What’s that coming over the hill? It’s Glastonbury!
For various reasons which I don’t want to talk about, I’m not going to Glastonbury this year. I’m not bitter, honest. Anyway, as a festival junkie, I’m probably spending more time than most torturing myself with the latest social media updates in the run up to the biggest event of the summer. Of course, all music festival organisers have now tapped into the power of social media to create word of mouth buzz and, because of the very nature of them, they are all using imagery and video very successfully. However, as with most things, Glastonbury reigns supreme.

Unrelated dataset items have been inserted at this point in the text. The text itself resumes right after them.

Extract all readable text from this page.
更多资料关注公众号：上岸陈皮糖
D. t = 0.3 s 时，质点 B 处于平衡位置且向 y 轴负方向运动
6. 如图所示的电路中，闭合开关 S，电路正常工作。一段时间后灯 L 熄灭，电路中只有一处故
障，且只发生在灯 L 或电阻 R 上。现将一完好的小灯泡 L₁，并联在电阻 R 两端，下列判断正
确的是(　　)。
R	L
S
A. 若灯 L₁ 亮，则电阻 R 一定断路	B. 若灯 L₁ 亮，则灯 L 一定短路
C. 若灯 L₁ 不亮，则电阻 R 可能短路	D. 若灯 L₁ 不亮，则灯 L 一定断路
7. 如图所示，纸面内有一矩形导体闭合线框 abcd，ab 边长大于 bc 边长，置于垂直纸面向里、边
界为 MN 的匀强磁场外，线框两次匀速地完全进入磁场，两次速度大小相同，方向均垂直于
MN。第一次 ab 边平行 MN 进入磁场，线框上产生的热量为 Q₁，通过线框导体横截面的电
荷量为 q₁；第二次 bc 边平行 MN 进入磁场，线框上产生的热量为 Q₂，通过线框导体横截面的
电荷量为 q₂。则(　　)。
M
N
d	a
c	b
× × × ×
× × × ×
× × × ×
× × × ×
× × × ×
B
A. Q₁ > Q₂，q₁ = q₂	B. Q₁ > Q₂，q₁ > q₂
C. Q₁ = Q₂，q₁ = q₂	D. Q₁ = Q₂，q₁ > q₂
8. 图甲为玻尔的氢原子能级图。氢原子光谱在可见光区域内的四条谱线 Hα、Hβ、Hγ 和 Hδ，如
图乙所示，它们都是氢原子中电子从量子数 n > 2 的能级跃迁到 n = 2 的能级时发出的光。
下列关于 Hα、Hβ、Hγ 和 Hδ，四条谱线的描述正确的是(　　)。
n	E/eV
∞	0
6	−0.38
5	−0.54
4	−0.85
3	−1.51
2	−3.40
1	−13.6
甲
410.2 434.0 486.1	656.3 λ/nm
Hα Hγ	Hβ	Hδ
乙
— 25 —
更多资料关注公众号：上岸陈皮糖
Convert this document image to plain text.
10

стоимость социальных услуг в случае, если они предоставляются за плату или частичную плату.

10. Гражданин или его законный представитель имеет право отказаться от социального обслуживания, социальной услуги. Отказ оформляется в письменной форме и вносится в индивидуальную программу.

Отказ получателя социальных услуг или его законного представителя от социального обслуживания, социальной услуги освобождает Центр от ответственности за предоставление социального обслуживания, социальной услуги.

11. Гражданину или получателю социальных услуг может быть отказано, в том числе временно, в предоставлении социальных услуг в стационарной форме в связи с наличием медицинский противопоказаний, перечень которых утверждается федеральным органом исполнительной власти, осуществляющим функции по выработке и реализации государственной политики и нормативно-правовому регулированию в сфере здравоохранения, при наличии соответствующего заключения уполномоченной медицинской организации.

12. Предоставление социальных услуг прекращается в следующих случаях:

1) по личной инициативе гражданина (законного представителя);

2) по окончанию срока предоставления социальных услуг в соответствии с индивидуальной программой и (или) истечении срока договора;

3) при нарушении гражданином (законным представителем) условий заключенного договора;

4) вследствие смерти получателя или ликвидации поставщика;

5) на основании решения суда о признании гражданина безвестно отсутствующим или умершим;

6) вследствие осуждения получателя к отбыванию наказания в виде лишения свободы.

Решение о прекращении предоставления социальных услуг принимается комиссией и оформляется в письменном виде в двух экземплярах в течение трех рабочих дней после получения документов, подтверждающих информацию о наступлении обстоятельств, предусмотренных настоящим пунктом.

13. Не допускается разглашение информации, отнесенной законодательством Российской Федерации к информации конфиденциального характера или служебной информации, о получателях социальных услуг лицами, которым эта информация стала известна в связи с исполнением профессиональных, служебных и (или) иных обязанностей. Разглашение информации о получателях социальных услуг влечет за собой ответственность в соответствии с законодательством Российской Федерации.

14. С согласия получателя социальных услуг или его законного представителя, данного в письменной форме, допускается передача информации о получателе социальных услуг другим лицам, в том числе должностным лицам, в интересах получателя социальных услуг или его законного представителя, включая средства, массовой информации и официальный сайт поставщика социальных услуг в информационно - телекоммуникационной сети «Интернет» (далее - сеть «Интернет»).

A ‘drip feed’ of varied content has been saved up and is being slowly leaked on a weekly and now daily basis in the lead up to the start of the festival. It’s a fantastic combination of simple ‘teaser’ images – eg a tweet saying ‘what’s that coming over the hill?’ with a picture of brightly coloured Glastonbury letters sat atop the green, green grass of the farm – and much more serious environmental and safety messages which they manage to make engaging rather than a ‘buzz kill’. By keeping it simple and ‘bitesize’, they’ve certainly kept my attention and I’m not even going! Having been three times before, I know how good they are at capturing the imagination of revellers during the event and I’m sure this year’s will be the most social media savvy Glastonbury yet. Unfortunately for me, I’ll only be watching it all unfold via social media – so the online atmosphere better be good!